The productive exchange of ideas focused on the schools’ shared goal of offering the very best educational experience to learners in the middle grades. The Stevenson team shared how their middle school philosophy and approach has produced tangible outcomes for students and staff, and the Lawrence team saw firsthand how these structures and strategies may be enacted in their school.

“When successful schools with clear demographic and access-to-resource challenges can share with leaders from schools aspiring to better serve their children, reform is accelerated,” said Parker. “Rather than implementing unproven structures, leaders can create teams of educators who can connect with other educators who are not only surviving within middle school structures, but thriving within them.  This validates what the aspirants believewill best serve their students, and renews their sense of purpose to make it happen in their home school.”

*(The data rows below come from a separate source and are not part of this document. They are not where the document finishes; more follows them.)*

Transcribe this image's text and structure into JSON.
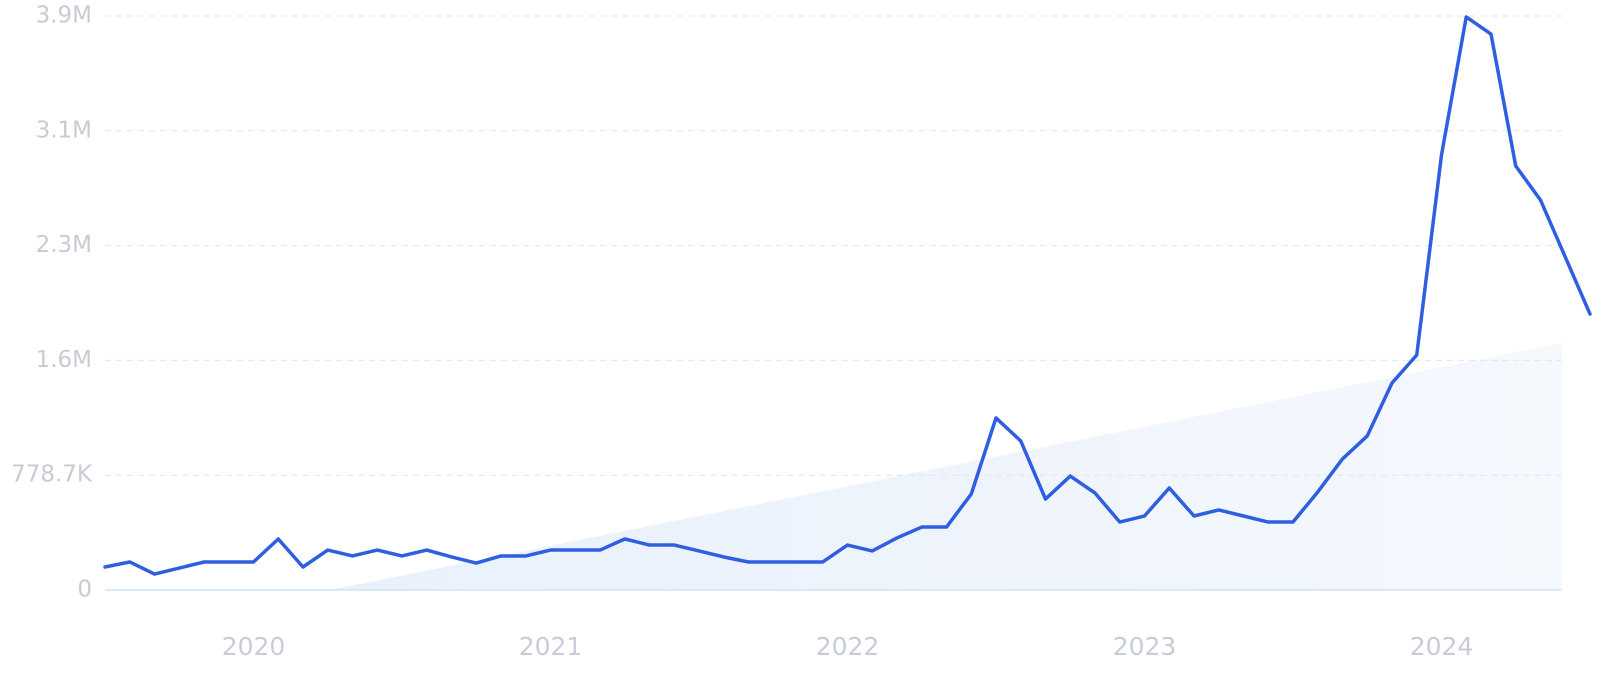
{
  "chart_data": {
    "type": "line",
    "categories": [
      null,
      null,
      null,
      null,
      null,
      null,
      "2020",
      null,
      null,
      null,
      null,
      null,
      null,
      null,
      null,
      null,
      null,
      null,
      "2021",
      null,
      null,
      null,
      null,
      null,
      null,
      null,
      null,
      null,
      null,
      null,
      "2022",
      null,
      null,
      null,
      null,
      null,
      null,
      null,
      null,
      null,
      null,
      null,
      "2023",
      null,
      null,
      null,
      null,
      null,
      null,
      null,
      null,
      null,
      null,
      null,
      "2024",
      null,
      null,
      null,
      null,
      null,
      null
    ],
    "series": [
      {
        "color": "#2f5fe0",
        "values": [
          156000,
          190000,
          108000,
          149000,
          190000,
          190000,
          190000,
          346000,
          156000,
          271000,
          231000,
          271000,
          231000,
          271000,
          224000,
          183000,
          231000,
          231000,
          271000,
          271000,
          271000,
          346000,
          305000,
          305000,
          265000,
          224000,
          190000,
          190000,
          190000,
          190000,
          305000,
          265000,
          353000,
          427000,
          427000,
          651000,
          1167000,
          1011000,
          617000,
          773000,
          658000,
          461000,
          502000,
          692000,
          502000,
          543000,
          502000,
          461000,
          461000,
          665000,
          889000,
          1045000,
          1404000,
          1594000,
          2951000,
          3887000,
          3771000,
          2876000,
          2645000,
          2259000,
          1872000
        ]
      }
    ],
    "ylim": [
      0,
      3893500
    ],
    "yticks": [
      0,
      {
        "value": 778700,
        "label": "778.7K"
      },
      {
        "value": 1557400,
        "label": "1.6M"
      },
      {
        "value": 2336100,
        "label": "2.3M"
      },
      {
        "value": 3114800,
        "label": "3.1M"
      },
      {
        "value": 3893500,
        "label": "3.9M"
      }
    ],
    "grid": true
  }
}
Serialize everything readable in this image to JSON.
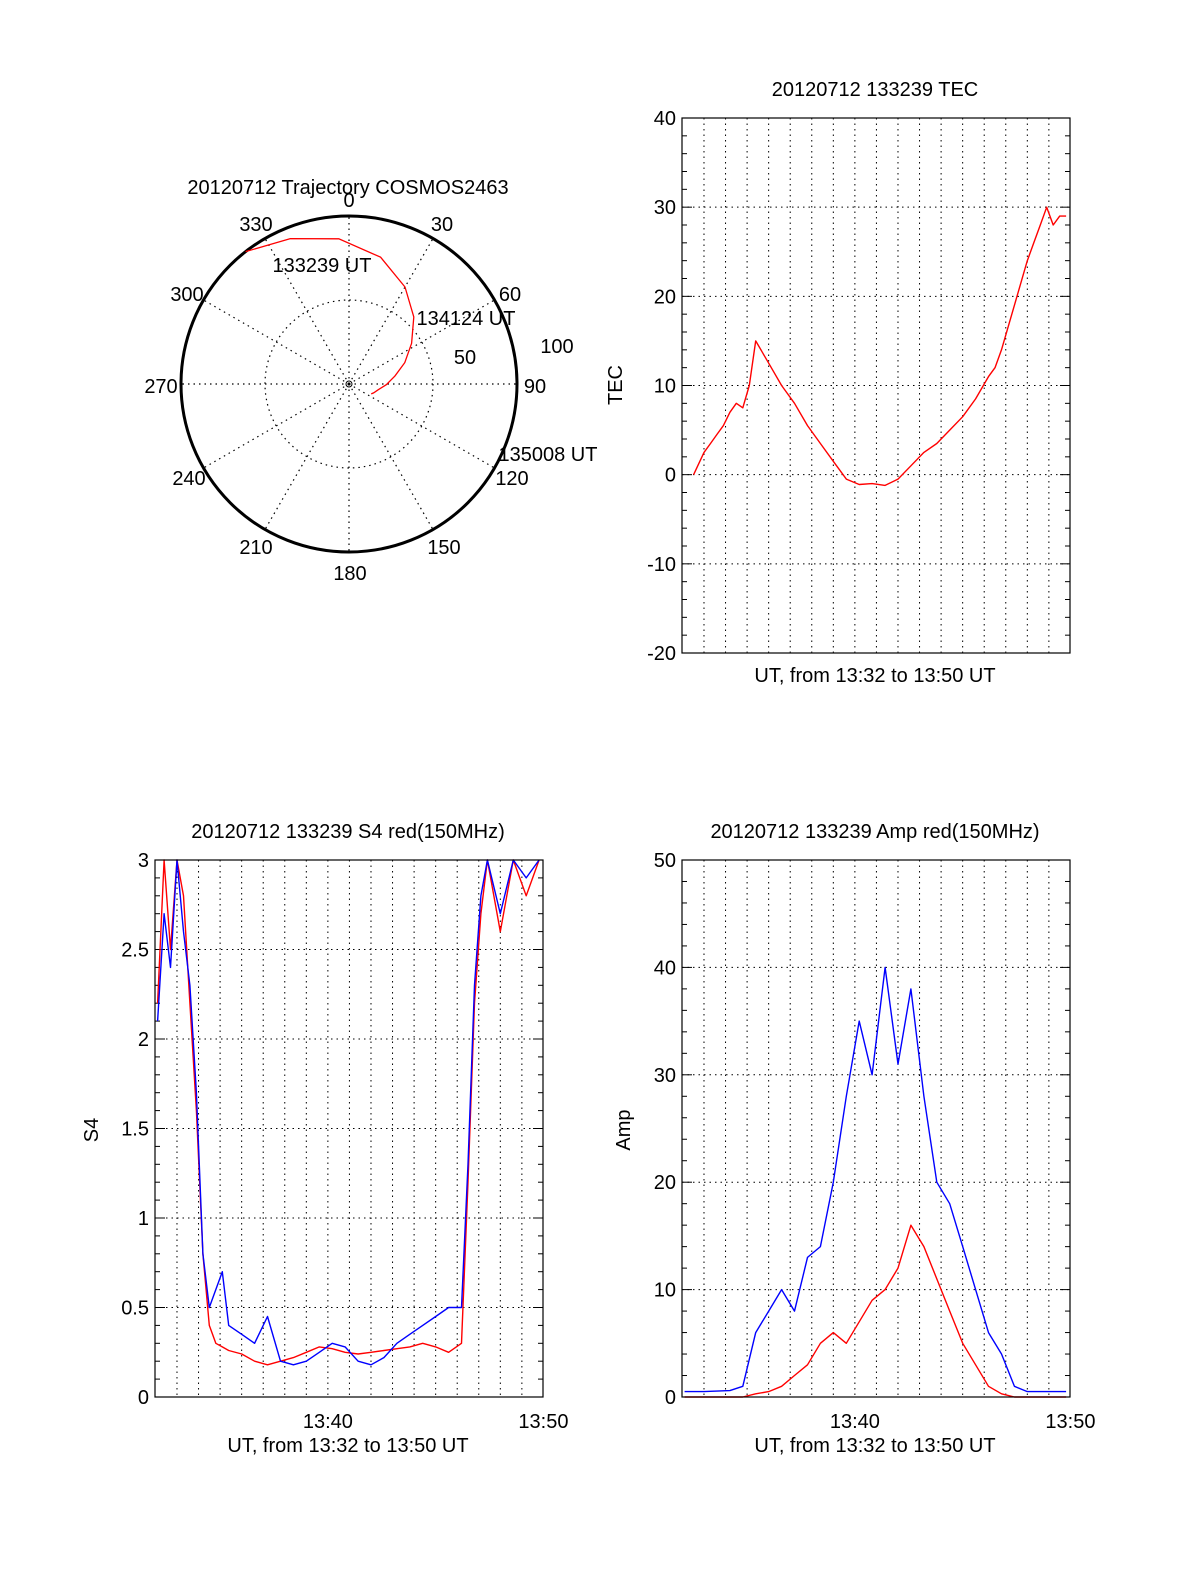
{
  "chart_data": [
    {
      "id": "trajectory",
      "type": "polar",
      "title": "20120712 Trajectory COSMOS2463",
      "azimuth_labels": [
        "0",
        "30",
        "60",
        "90",
        "120",
        "150",
        "180",
        "210",
        "240",
        "270",
        "300",
        "330"
      ],
      "elevation_labels": [
        "50",
        "100"
      ],
      "grid": true,
      "series": [
        {
          "color": "#ff0000",
          "points_az_el": [
            [
              -38,
              0
            ],
            [
              -22,
              6
            ],
            [
              -4,
              12
            ],
            [
              14,
              20
            ],
            [
              30,
              30
            ],
            [
              44,
              40
            ],
            [
              57,
              50
            ],
            [
              69,
              58
            ],
            [
              80,
              65
            ],
            [
              91,
              70
            ],
            [
              101,
              74
            ],
            [
              110,
              76
            ],
            [
              114,
              77
            ]
          ]
        }
      ],
      "annotations": [
        {
          "text": "133239 UT",
          "az": -38,
          "el": 0
        },
        {
          "text": "134124 UT",
          "az": 40,
          "el": 36
        },
        {
          "text": "135008 UT",
          "az": 114,
          "el": 77
        }
      ]
    },
    {
      "id": "tec",
      "type": "line",
      "title": "20120712 133239 TEC",
      "xlabel": "UT, from 13:32 to 13:50 UT",
      "ylabel": "TEC",
      "ylim": [
        -20,
        40
      ],
      "yticks": [
        "-20",
        "-10",
        "0",
        "10",
        "20",
        "30",
        "40"
      ],
      "xlim": [
        13.533,
        13.833
      ],
      "grid": true,
      "series": [
        {
          "color": "#ff0000",
          "x": [
            13.542,
            13.55,
            13.555,
            13.56,
            13.565,
            13.57,
            13.575,
            13.58,
            13.585,
            13.59,
            13.6,
            13.61,
            13.62,
            13.63,
            13.64,
            13.65,
            13.655,
            13.66,
            13.67,
            13.68,
            13.69,
            13.7,
            13.71,
            13.72,
            13.73,
            13.74,
            13.75,
            13.76,
            13.77,
            13.775,
            13.78,
            13.79,
            13.8,
            13.805,
            13.81,
            13.815,
            13.82,
            13.825,
            13.83
          ],
          "y": [
            0,
            2.5,
            3.5,
            4.5,
            5.5,
            7,
            8,
            7.5,
            10,
            15,
            12.5,
            10,
            8,
            5.5,
            3.5,
            1.5,
            0.5,
            -0.5,
            -1.1,
            -1,
            -1.2,
            -0.5,
            1,
            2.5,
            3.5,
            5,
            6.5,
            8.5,
            11,
            12,
            14,
            19,
            24,
            26,
            28,
            30,
            28,
            29,
            29
          ]
        }
      ]
    },
    {
      "id": "s4",
      "type": "line",
      "title": "20120712 133239 S4 red(150MHz)",
      "xlabel": "UT, from 13:32 to 13:50 UT",
      "ylabel": "S4",
      "ylim": [
        0,
        3
      ],
      "yticks": [
        "0",
        "0.5",
        "1",
        "1.5",
        "2",
        "2.5",
        "3"
      ],
      "xlim": [
        13.533,
        13.833
      ],
      "xticks": [
        "13:40",
        "13:50"
      ],
      "grid": true,
      "series": [
        {
          "color": "#ff0000",
          "x": [
            13.535,
            13.54,
            13.545,
            13.55,
            13.555,
            13.56,
            13.565,
            13.57,
            13.575,
            13.58,
            13.585,
            13.59,
            13.6,
            13.61,
            13.62,
            13.63,
            13.64,
            13.65,
            13.66,
            13.67,
            13.68,
            13.69,
            13.7,
            13.71,
            13.72,
            13.73,
            13.74,
            13.75,
            13.76,
            13.77,
            13.775,
            13.78,
            13.785,
            13.79,
            13.8,
            13.81,
            13.82,
            13.83
          ],
          "y": [
            2.2,
            3,
            2.5,
            3,
            2.8,
            2.2,
            1.6,
            0.8,
            0.4,
            0.3,
            0.28,
            0.26,
            0.24,
            0.2,
            0.18,
            0.2,
            0.22,
            0.25,
            0.28,
            0.27,
            0.25,
            0.24,
            0.25,
            0.26,
            0.27,
            0.28,
            0.3,
            0.28,
            0.25,
            0.3,
            1.2,
            2.2,
            2.7,
            3,
            2.6,
            3,
            2.8,
            3
          ]
        },
        {
          "color": "#0000ff",
          "x": [
            13.535,
            13.54,
            13.545,
            13.55,
            13.555,
            13.56,
            13.565,
            13.57,
            13.575,
            13.58,
            13.585,
            13.59,
            13.6,
            13.61,
            13.62,
            13.63,
            13.64,
            13.65,
            13.66,
            13.67,
            13.68,
            13.69,
            13.7,
            13.71,
            13.72,
            13.73,
            13.74,
            13.75,
            13.76,
            13.77,
            13.775,
            13.78,
            13.785,
            13.79,
            13.8,
            13.81,
            13.82,
            13.83
          ],
          "y": [
            2.1,
            2.7,
            2.4,
            3,
            2.6,
            2.3,
            1.7,
            0.8,
            0.5,
            0.6,
            0.7,
            0.4,
            0.35,
            0.3,
            0.45,
            0.2,
            0.18,
            0.2,
            0.25,
            0.3,
            0.28,
            0.2,
            0.18,
            0.22,
            0.3,
            0.35,
            0.4,
            0.45,
            0.5,
            0.5,
            1.3,
            2.3,
            2.8,
            3,
            2.7,
            3,
            2.9,
            3
          ]
        }
      ]
    },
    {
      "id": "amp",
      "type": "line",
      "title": "20120712 133239 Amp red(150MHz)",
      "xlabel": "UT, from 13:32 to 13:50 UT",
      "ylabel": "Amp",
      "ylim": [
        0,
        50
      ],
      "yticks": [
        "0",
        "10",
        "20",
        "30",
        "40",
        "50"
      ],
      "xlim": [
        13.533,
        13.833
      ],
      "xticks": [
        "13:40",
        "13:50"
      ],
      "grid": true,
      "series": [
        {
          "color": "#0000ff",
          "x": [
            13.535,
            13.55,
            13.57,
            13.58,
            13.59,
            13.6,
            13.61,
            13.62,
            13.63,
            13.64,
            13.65,
            13.66,
            13.67,
            13.68,
            13.69,
            13.7,
            13.71,
            13.72,
            13.73,
            13.74,
            13.75,
            13.76,
            13.77,
            13.78,
            13.79,
            13.8,
            13.81,
            13.82,
            13.83
          ],
          "y": [
            0.5,
            0.5,
            0.6,
            1,
            6,
            8,
            10,
            8,
            13,
            14,
            20,
            28,
            35,
            30,
            40,
            31,
            38,
            28,
            20,
            18,
            14,
            10,
            6,
            4,
            1,
            0.5,
            0.5,
            0.5,
            0.5
          ]
        },
        {
          "color": "#ff0000",
          "x": [
            13.535,
            13.55,
            13.57,
            13.58,
            13.59,
            13.6,
            13.61,
            13.62,
            13.63,
            13.64,
            13.65,
            13.66,
            13.67,
            13.68,
            13.69,
            13.7,
            13.71,
            13.72,
            13.73,
            13.74,
            13.75,
            13.76,
            13.77,
            13.78,
            13.79,
            13.8,
            13.83
          ],
          "y": [
            0,
            0,
            0,
            0,
            0.3,
            0.5,
            1,
            2,
            3,
            5,
            6,
            5,
            7,
            9,
            10,
            12,
            16,
            14,
            11,
            8,
            5,
            3,
            1,
            0.3,
            0,
            0,
            0
          ]
        }
      ]
    }
  ]
}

By hosting a school in the midst of a comprehensive review, Stevenson embraced their role as a School to Watch.The Association of Illinois Middle-grade Schools (AIMS) proudly partners with the National Forum to Accelerate Middle-Grades Reform to recognize schools that demonstrate academic excellence, developmental responsiveness, social equity and organizational structures and processes. Stevenson Middle School is one of the AIMS Network exemplary middle schools whose unique approach to addressing the many needs of a diverse student population has earned them state and national recognition.